Supporting Students’ Science Content Knowledge and Motivation through Project-Based Inquiry (PBI) Global in a Cross-School Collaboration” explores the effects of PBI Global on students’ science content knowledge, motivation and perspectives related to inquiry in a cross-school collaboration. Using a mixed methods design, data were analyzed from 75 ninth grade students across two schools, including pre-/post-tests on science content and motivation, transcripts from student focus groups and students’ digital learning products.

“Students in this study collaborated across time, space and cultures, which added an important and challenging dimension to the science inquiry-based learning process,” said Spires. 

Initially created by Spires in 2006 and further developed over subsequent years, PBI Global is an inquiry-to-action process that has five phases: compose a compelling question; gather and analyze sources; creatively synthesize claims and evidence; critically evaluate and revise research findings; and communicate (i.e., share, publish and act) learning products to an authentic audience. PBI Global has engaged over 3,000 teachers and students in the U.S., Belize, Kenya and China.

The two schools in this study collaborated for four weeks to implement the PBI Global cycle across time, space and community cultures on the topic of United Nations Sustainable Development Goal (SDG) Six: Clean Water and Adequate Sanitation. Before compelling question development, students read A Long Walk to Water by Linda Sue Park in order to build background knowledge on the global water and sanitation context, specifically in South Sudan.

In the study, quantitative findings indicated School B students were more motivated by the project than School A students; these results aligned with student performance on science content. Three themes emerged from the student focus group findings: constructing empathy, learning for impact and navigating challenges. The authors presented a nuanced explanation of how motivation and content knowledge may be influenced by student experiences and school contextual factors during PBI Global. 

“Our results suggested how relationship building, mutual respect and consensus making are essential components of constructing cross-school collaborations when implementing PBI Global,” said Spires.

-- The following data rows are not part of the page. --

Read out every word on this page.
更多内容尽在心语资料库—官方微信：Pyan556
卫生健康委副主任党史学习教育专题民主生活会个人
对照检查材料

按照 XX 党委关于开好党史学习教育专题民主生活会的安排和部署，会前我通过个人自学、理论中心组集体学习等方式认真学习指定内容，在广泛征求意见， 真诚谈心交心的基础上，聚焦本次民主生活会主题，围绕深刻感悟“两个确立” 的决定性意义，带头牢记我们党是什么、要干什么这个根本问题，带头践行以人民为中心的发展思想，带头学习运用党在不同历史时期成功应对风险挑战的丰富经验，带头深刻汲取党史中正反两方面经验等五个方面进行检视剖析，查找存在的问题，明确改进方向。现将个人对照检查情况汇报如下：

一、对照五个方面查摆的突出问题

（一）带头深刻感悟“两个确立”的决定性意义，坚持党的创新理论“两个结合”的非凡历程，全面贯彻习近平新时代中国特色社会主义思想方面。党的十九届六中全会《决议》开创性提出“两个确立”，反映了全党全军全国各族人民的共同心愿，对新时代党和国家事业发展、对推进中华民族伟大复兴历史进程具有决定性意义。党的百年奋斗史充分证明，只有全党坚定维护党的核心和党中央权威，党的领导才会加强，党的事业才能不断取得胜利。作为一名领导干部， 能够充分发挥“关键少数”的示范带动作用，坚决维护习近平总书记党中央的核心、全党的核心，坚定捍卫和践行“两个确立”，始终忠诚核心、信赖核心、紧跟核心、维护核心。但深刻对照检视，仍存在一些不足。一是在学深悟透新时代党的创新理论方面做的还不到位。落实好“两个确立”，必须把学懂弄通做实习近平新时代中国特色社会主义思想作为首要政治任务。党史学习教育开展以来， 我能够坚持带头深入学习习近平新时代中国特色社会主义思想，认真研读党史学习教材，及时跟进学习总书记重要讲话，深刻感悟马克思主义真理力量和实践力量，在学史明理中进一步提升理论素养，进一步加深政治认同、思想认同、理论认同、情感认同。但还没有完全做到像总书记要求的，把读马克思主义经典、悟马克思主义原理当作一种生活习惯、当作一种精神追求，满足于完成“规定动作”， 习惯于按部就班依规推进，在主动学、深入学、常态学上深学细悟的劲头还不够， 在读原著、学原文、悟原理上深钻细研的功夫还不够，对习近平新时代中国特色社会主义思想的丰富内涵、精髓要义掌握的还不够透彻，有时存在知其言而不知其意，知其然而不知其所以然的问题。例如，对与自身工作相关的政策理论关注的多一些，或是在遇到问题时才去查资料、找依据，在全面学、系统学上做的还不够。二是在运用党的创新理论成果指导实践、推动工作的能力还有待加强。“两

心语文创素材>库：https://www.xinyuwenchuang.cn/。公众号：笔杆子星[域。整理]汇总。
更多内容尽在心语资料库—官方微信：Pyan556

School stakeholder buy-in and coherent leadership were foundational for PBI Global’s success. School leadership is essential for successful implementation. In fact, school leaders needed to set and to model expectations with students and colleagues in order for the collaboration to function at a high level, the study finds.

“It’s important to identify and value each partner’s assets coming into a project like PBI Global,” said Himes. “This helps all parties navigate collaboration challenges and complexities as they arise rather than allowing them to become stumbling blocks for student learning.”

Despite challenges in the cross-school collaboration, students from both schools demonstrated a sense of empowerment, with School B experiencing a significant difference from pre- to post-assessment. One student expressed a sense of agency with the PBI Global cycle affirming “young people can solve these problems themselves.”

“It was amazing how the students persisted in the face of implementation challenges, which may be one of the most important outcomes of this study,” said Krupa.

For future research, the team is interested in conducting an experimental design research approach with secondary student and teacher populations across multiple sites, emphasizing cross-school collaborations. 

This research was funded by the National Science Foundation in a grant awarded to Spires and Krupa. “Supporting Students’ Science Content Knowledge and Motivation through Project-Based Inquiry (PBI) Global in a Cross-School Collaboration” was published in Education Sciences as part of a special issue focused on project-/problem-based learning in schools.

About the Friday Institute

The Friday Institute for Educational Innovation advances K-12 education through innovation in teaching, learning and leadership by bringing together students, teachers, researchers, policymakers and educational professionals to foster collaborations that improve education for all learners. The Friday Institute for Educational Innovation is part of NC State’s College of Education, one of the leading land-grant colleges of education in the nation.